Technology, our death, and religion
Either mythologized or technologized for entertainment, the mystery of our mortal nature will not go away. Or perhaps it will, when we start asking the right questions. Here's a few:
Is existential pain real for me? Am I anxious about the present? Are future perspectives terrifying? Is my life precious if I am not a millionaire? Am I competent to solve the problems of the world because I am famous or a billionaire? Can I solve the problems of my community when I haven't solved my own? What is real freedom? Is stupidity a virus? Is there a vaccine against existential Angst and fear of death? How not to die now? Is everything I have learned of service to me? What is not serving me? Will I die if I discard borrowed knowledge and start inquiring about existence myself?
Questions are endless. Hopefully, our bodies are not.
Technology claims to liberate us from the crude reality of the Dasein, the state of being here, geworfen, jeté, thrown into one single frail body. Yet, technology is nothing but a discourse (logos) on doing (technè), and must borrow a bit of immortality to religion to sustain itself and charm us. Religion never eludes death.
What we want, what's eating us up and causes us to document our lives endlessly with our smartphones is a religious temptation, the possibility that we may not be as finite as we think (without being able to prove it because reality, biological life, and viruses demonstrate otherwise).
Despite the many scandals and obvious obsolescence of its cosmologies, religion will keep on thriving. Not religion as a political institution, not "man-made" religion, not religious mythology (although majestic, hardly understood, and transcended), but the act of being religious, of bringing a sacred quality to life, of operating an inner revolution, of relating to what lies beyond the obvious, because what is obvious does not work anymore.
"Obvious" doesn't work anymore
Here's an obvious fact: the Corona virus varies, chokes people to death, and requires extreme caution to protect ourselves and to protect others, but we keep holding on to the past and pretend Christmas, New Year's Eve inebriated celebrations, our business trips, Instagram relevancy, or our "vacay" are more important than what supports them: our physical integrity.
Apparently, we enjoy deriving our sense of self from the body, while we virtualize and endanger it. "Obvious" doesn't work anymore. Life is complex or maybe not. Maybe we need a faster aletheia, a mass awakening and pain will help with that.
Poetry will not cure Covid-19 and will not make up for our defective intellects, but poetic being is close to religious being.
Poets are extremely sensitive because they experience the body a lot and as a Poet starts to mature, s(he) realizes the body contains wonders and nightmares which cannot be lived without other bodies. With all its thoughts and emotions, the body is a temple of interpersonality for us, poets.
As for religious people (the real ones), they experience oneness, an elusive quality of consciousness, and treat the body as a shrine too. Not a shrine of personal thoughts, drives, and emotions, but a sanctuary for the absolute. A vehicle for self-realization: the purpose of life. What real mystics identify as the Self, others call it “God.”

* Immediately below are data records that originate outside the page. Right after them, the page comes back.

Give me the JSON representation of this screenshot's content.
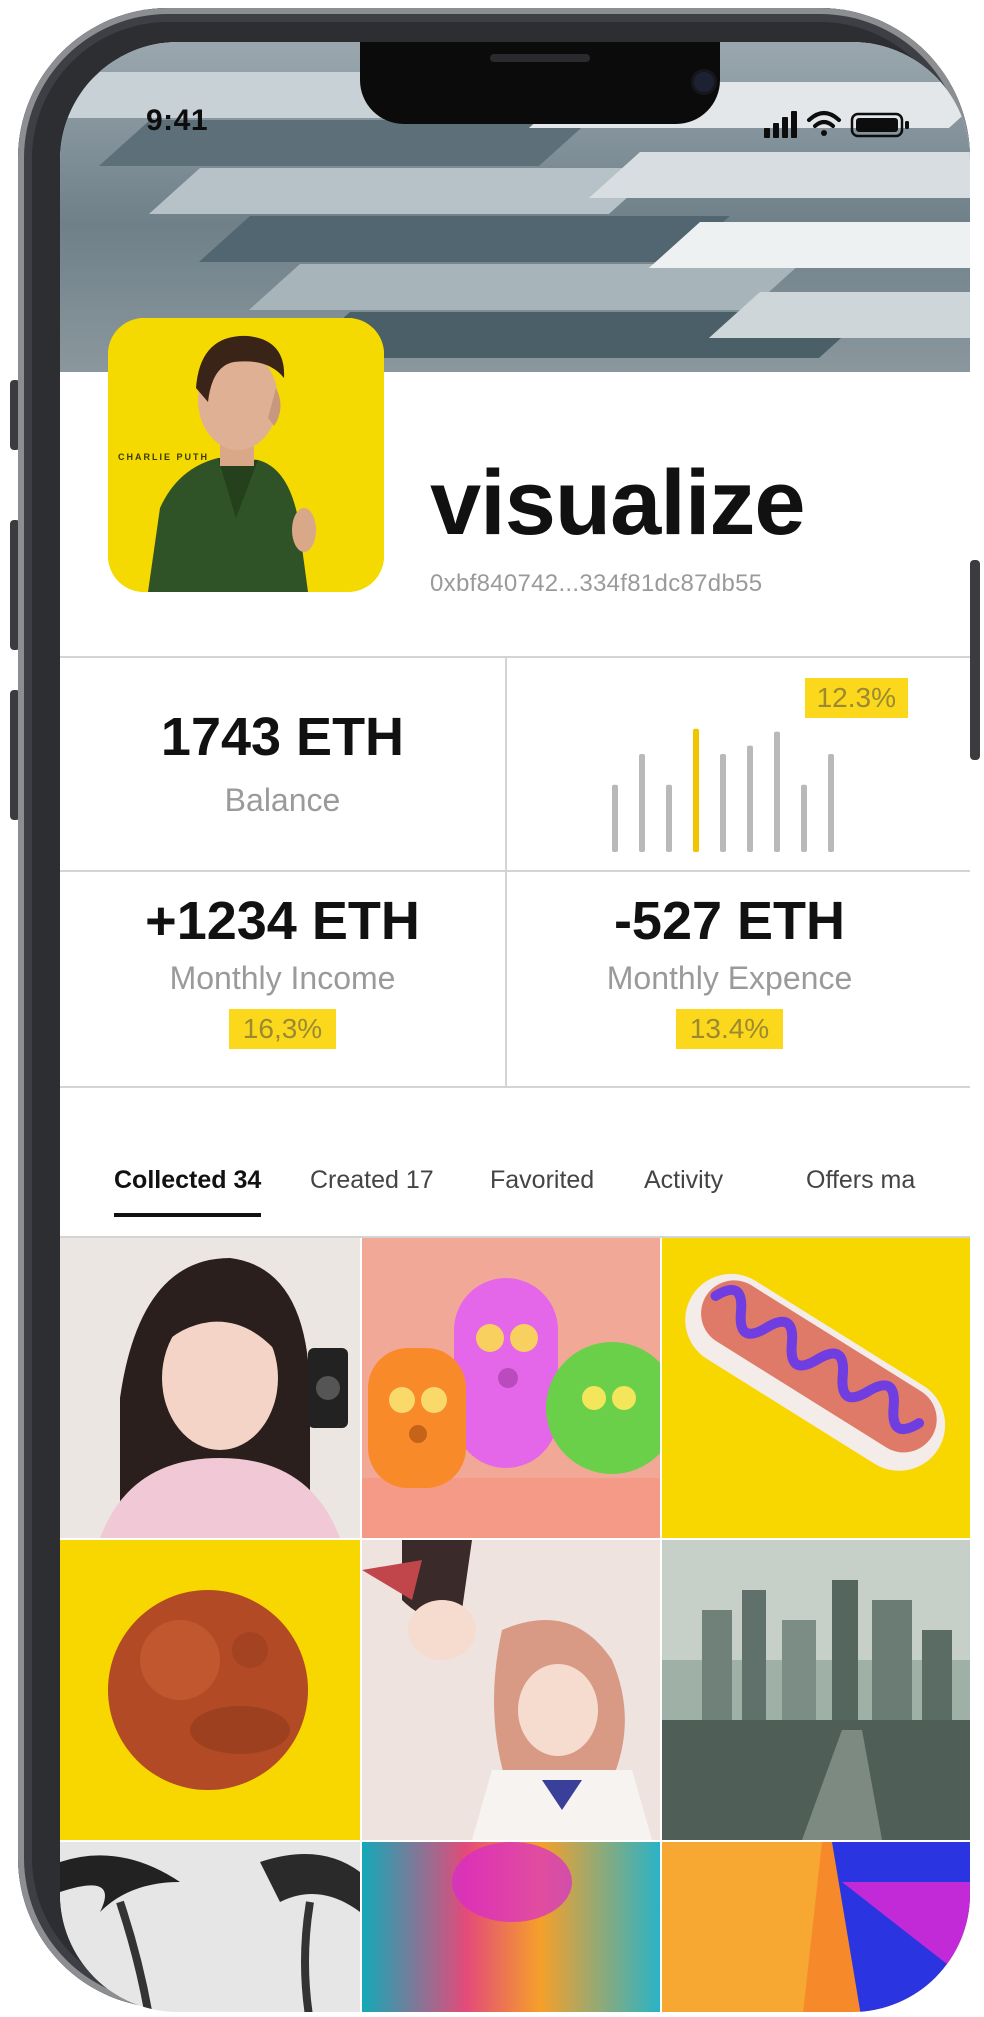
{
  "status_bar": {
    "time": "9:41"
  },
  "profile": {
    "username": "visualize",
    "wallet_address": "0xbf840742...334f81dc87db55",
    "avatar_caption": "CHARLIE PUTH"
  },
  "stats": {
    "balance": {
      "value": "1743 ETH",
      "label": "Balance"
    },
    "chart_change": "12.3%",
    "income": {
      "value": "+1234 ETH",
      "label": "Monthly Income",
      "change": "16,3%"
    },
    "expense": {
      "value": "-527 ETH",
      "label": "Monthly Expence",
      "change": "13.4%"
    }
  },
  "chart_data": {
    "type": "bar",
    "values": [
      48,
      70,
      48,
      88,
      70,
      76,
      86,
      48,
      70
    ],
    "highlight_index": 3,
    "colors": {
      "bar": "#b9b9b9",
      "highlight": "#f2c400"
    }
  },
  "tabs": [
    {
      "label": "Collected 34",
      "active": true
    },
    {
      "label": "Created 17",
      "active": false
    },
    {
      "label": "Favorited",
      "active": false
    },
    {
      "label": "Activity",
      "active": false
    },
    {
      "label": "Offers ma",
      "active": false
    }
  ],
  "colors": {
    "accent": "#fcd81c",
    "accent_text": "#9b8a32",
    "text": "#111111",
    "muted": "#9a9a9a"
  }
}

Sensitivity to life is religious and poetic. The Poet is interpersonal. The mystic is impersonal. One is on its way to the other. For both, otherness is an essential aspect of the human experience, a doorway to reality, the absolute: life.

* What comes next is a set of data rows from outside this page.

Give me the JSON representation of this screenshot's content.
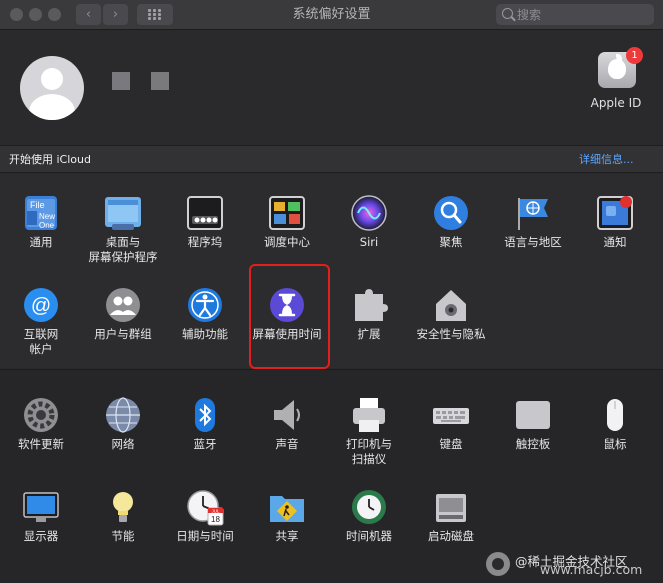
{
  "window": {
    "title": "系统偏好设置"
  },
  "search": {
    "placeholder": "搜索"
  },
  "account": {
    "apple_id_label": "Apple ID",
    "apple_id_badge": "1",
    "icloud_prompt": "开始使用 iCloud",
    "details_link": "详细信息..."
  },
  "panes_row1": [
    {
      "label": "通用",
      "icon": "general-icon"
    },
    {
      "label": "桌面与\n屏幕保护程序",
      "icon": "desktop-screensaver-icon"
    },
    {
      "label": "程序坞",
      "icon": "dock-icon"
    },
    {
      "label": "调度中心",
      "icon": "mission-control-icon"
    },
    {
      "label": "Siri",
      "icon": "siri-icon"
    },
    {
      "label": "聚焦",
      "icon": "spotlight-icon"
    },
    {
      "label": "语言与地区",
      "icon": "language-region-icon"
    },
    {
      "label": "通知",
      "icon": "notifications-icon"
    }
  ],
  "panes_row2": [
    {
      "label": "互联网\n帐户",
      "icon": "internet-accounts-icon"
    },
    {
      "label": "用户与群组",
      "icon": "users-groups-icon"
    },
    {
      "label": "辅助功能",
      "icon": "accessibility-icon"
    },
    {
      "label": "屏幕使用时间",
      "icon": "screen-time-icon"
    },
    {
      "label": "扩展",
      "icon": "extensions-icon"
    },
    {
      "label": "安全性与隐私",
      "icon": "security-privacy-icon"
    }
  ],
  "panes_row3": [
    {
      "label": "软件更新",
      "icon": "software-update-icon"
    },
    {
      "label": "网络",
      "icon": "network-icon"
    },
    {
      "label": "蓝牙",
      "icon": "bluetooth-icon"
    },
    {
      "label": "声音",
      "icon": "sound-icon"
    },
    {
      "label": "打印机与\n扫描仪",
      "icon": "printer-scanner-icon"
    },
    {
      "label": "键盘",
      "icon": "keyboard-icon"
    },
    {
      "label": "触控板",
      "icon": "trackpad-icon"
    },
    {
      "label": "鼠标",
      "icon": "mouse-icon"
    }
  ],
  "panes_row4": [
    {
      "label": "显示器",
      "icon": "displays-icon"
    },
    {
      "label": "节能",
      "icon": "energy-saver-icon"
    },
    {
      "label": "日期与时间",
      "icon": "date-time-icon"
    },
    {
      "label": "共享",
      "icon": "sharing-icon"
    },
    {
      "label": "时间机器",
      "icon": "time-machine-icon"
    },
    {
      "label": "启动磁盘",
      "icon": "startup-disk-icon"
    }
  ],
  "date_icon": {
    "month": "JUL",
    "day": "18"
  },
  "watermark": {
    "line1": "@稀土掘金技术社区",
    "line2": "www.macjb.com"
  },
  "colors": {
    "highlight": "#e0201c",
    "link": "#5aa7ff",
    "badge": "#ee3a3a"
  }
}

If technology does not reflect or enhance reverence for life, we need to get rid of it.
Augmented living and a dream about the Gods
One of {R}’s editorial members had a fascination for a ritualistic object from India called Yantra. The word Yantra means "barrier," "reins," "lock," "guide," but also "machine," "constraint," "restraint," "bind" and conveys the idea of strength (see Sanskrit-French Dictionary,
Inria).
Devotees pray before yantras, bathe them with perfume, milk, and other precious substances, and offer flowers to them. Why the need to propitiate objects and why are we talking about this? Yantras are devices of worship.
Our obsession with augmented living and robots is not new, yantras dating back to the early stage of tantric worship of the Goddess thousands of years ago.
So, for some psychological reason {R} encourages you to explore, our collective unconscious links divinity, immortality or eternity to the machine, the mechanic.
Machines are "a complex and manufactured object which transforms one form of energy into another and uses this outlet to trigger an effect, to act directly on the object of work for modification according to a fixed goal." (Translation
CNRTL)
Internet is a meta-machine. Pondering over the definition above again, having internet and social media in mind will start the aletheia.